- Also known as: Colours
- Origin: United Kingdom
- Genres: UK garage, house, pop
- Occupation(s): Musician, songwriter, record producer
- Years active: 1998–present
- Labels: Inferno, Ice Cream Records, VC Recordings

= Stephen Emmanuel =

Stephen Emmanuel is a UK garage/dance music producer and songwriter, best known for the hits "What U Do" and "Coochy Coo", both of which feature singer Eska.

==Career==
Emmanuel, credited as 'Colours', released the 1998 single "What U Do" featuring British singer Eska, which reached No. 51 on the UK Singles Chart and No. 1 on the UK Dance Singles Chart. In 2000, the single "Coochy Coo", also featuring Eska, peaked at No. 32 on the UK Singles Chart and No. 17 on the UK Dance Singles Chart.

The SE22 Mix of Emmanuel's 1998 garage track "Hold On" was sampled by Craig David and Tinchy Stryder in 2008 on the song "Where's Your Love", as well as on the 10° Below Dub Mix of Kele Le Roc's "My Love". Capital XTRA included "Hold On (SE22 Mix)" in their list of "The Best Old-School Garage Anthems of All Time". It was also included in NMEs "25 essential UK garage anthems" list in September 2019. Why the track is on the list, Fred Garratt-Stanley wrote: "Rising strings, mashed-up keyboard sequences and irresistibly tempting background claps make for an enticing introduction to this classic, before June Hamm's vocals rise above the noise to ask 'Where is your love?'. It's a question no garage fan should need to be asked twice of this track."
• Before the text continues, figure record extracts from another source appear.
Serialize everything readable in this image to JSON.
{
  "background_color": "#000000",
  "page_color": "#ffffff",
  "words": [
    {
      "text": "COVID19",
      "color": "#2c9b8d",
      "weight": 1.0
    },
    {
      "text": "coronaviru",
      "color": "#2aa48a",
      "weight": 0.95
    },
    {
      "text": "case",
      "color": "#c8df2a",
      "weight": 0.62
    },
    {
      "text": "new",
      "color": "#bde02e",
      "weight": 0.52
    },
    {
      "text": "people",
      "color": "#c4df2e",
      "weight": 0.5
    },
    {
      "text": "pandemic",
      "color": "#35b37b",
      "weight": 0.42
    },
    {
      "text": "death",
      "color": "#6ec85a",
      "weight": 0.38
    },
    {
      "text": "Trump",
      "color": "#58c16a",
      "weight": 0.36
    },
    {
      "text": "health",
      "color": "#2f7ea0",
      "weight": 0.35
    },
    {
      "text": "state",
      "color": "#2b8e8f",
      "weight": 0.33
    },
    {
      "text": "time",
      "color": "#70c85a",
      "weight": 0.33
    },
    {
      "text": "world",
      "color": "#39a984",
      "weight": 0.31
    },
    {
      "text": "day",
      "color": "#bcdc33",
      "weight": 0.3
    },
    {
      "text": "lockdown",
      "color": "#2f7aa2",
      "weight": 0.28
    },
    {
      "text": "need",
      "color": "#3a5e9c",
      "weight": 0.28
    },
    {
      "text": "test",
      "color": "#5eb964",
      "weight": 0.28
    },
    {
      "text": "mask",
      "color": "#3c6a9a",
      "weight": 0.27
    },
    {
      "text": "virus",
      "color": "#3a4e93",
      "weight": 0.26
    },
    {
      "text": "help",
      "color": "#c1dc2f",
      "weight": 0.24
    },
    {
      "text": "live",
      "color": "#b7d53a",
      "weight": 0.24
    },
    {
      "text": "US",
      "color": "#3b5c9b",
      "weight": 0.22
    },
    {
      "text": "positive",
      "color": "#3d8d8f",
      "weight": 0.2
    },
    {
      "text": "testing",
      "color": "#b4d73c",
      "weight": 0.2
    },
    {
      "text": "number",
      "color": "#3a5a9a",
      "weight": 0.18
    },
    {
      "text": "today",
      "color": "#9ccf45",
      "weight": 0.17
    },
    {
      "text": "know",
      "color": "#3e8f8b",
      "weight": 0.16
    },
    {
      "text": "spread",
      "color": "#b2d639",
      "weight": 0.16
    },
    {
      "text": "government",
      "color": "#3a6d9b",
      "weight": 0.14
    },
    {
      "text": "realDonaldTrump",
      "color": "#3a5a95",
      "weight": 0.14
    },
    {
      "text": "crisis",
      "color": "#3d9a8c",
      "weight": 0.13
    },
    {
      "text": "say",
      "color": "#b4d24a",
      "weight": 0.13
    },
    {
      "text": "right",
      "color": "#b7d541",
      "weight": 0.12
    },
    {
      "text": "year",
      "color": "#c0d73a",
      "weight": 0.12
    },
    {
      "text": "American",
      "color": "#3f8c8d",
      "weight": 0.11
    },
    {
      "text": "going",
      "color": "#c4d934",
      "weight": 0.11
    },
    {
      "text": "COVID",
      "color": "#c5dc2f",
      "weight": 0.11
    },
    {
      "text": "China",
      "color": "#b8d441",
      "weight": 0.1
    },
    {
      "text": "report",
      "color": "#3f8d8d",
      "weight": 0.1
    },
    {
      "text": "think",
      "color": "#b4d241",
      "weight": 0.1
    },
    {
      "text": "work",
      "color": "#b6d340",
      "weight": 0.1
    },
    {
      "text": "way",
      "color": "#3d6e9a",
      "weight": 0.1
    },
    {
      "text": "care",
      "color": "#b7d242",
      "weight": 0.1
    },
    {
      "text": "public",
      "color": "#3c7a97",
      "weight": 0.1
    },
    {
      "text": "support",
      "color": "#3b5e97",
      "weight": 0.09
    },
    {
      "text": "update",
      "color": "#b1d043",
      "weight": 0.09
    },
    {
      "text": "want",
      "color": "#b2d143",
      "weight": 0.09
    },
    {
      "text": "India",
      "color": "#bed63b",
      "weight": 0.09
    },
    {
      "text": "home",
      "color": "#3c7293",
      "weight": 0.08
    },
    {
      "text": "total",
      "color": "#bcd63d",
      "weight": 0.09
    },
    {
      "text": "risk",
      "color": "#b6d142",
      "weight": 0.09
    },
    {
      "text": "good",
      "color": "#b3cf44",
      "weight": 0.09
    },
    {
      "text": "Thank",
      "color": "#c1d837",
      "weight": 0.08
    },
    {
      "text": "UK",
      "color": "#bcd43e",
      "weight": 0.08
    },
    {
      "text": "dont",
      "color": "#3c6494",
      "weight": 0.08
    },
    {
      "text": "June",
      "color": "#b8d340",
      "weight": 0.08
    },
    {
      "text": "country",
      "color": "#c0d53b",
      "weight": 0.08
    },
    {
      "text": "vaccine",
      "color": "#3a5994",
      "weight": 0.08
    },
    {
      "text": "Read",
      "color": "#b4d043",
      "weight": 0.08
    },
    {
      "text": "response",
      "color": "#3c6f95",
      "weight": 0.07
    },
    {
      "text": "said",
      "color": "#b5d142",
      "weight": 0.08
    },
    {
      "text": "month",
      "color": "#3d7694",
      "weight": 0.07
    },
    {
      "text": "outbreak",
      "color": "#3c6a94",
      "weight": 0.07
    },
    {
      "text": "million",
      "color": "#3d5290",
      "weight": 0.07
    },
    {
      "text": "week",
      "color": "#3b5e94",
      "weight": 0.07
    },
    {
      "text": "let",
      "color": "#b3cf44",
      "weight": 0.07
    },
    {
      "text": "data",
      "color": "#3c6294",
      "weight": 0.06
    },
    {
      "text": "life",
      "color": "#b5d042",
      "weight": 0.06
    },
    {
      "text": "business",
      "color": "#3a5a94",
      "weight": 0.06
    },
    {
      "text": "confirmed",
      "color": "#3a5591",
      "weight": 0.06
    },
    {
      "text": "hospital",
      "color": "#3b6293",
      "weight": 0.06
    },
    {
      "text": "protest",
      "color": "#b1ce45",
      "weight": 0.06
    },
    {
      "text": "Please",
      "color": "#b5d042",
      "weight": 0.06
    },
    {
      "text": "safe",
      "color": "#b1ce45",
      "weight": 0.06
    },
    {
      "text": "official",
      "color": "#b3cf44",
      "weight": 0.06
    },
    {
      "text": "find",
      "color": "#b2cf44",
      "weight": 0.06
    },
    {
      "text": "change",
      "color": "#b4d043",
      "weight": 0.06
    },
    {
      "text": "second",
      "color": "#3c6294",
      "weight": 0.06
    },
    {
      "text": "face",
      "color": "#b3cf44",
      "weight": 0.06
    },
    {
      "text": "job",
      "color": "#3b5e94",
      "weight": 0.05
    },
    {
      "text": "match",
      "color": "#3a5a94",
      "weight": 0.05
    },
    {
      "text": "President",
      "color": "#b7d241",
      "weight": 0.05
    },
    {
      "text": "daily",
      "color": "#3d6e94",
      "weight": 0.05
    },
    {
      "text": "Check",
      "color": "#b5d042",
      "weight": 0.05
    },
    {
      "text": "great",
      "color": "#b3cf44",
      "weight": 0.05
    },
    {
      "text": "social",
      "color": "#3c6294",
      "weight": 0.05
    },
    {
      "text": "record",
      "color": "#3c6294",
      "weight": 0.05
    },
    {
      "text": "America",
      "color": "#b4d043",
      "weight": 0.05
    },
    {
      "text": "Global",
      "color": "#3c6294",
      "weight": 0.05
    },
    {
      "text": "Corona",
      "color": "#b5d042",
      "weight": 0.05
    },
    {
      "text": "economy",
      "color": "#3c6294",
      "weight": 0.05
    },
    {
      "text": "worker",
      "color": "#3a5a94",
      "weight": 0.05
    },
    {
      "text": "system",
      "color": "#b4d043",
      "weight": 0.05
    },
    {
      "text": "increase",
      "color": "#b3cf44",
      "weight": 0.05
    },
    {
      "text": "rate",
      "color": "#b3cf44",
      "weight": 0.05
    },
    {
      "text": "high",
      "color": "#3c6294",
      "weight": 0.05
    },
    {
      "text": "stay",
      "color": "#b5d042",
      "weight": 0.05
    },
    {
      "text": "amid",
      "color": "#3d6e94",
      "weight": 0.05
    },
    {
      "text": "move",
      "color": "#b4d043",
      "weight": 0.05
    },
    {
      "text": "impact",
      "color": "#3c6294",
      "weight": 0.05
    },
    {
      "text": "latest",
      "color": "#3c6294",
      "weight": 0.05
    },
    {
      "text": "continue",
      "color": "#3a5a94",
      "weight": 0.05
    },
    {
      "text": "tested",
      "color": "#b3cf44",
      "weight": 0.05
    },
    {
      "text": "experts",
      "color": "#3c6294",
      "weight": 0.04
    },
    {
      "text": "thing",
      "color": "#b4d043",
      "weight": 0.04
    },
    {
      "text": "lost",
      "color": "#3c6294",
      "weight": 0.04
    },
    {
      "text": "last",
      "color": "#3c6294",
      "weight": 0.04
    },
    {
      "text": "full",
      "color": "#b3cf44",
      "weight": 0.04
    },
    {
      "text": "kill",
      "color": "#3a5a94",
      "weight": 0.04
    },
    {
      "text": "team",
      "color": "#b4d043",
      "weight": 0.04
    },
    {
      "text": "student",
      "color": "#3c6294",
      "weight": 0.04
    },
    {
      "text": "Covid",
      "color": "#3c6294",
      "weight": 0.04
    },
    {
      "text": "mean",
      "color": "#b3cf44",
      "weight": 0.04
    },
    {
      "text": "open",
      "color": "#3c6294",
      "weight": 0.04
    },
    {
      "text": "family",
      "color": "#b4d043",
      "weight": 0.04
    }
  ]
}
As a producer/songwriter, Emmanuel has written and/or produced songs for other artists such as Daniel Bedingfield ("He Don't Love You Like I Love You" / "I Can't Read You" - UK No. 6), Another Level, S Club 7, Billie, S.O.A.P., and Precious.

Macedonian-Serbian singer Tijana covered "Coochy Coo", titled "Kao da..." for her 2001 debut album of the same name.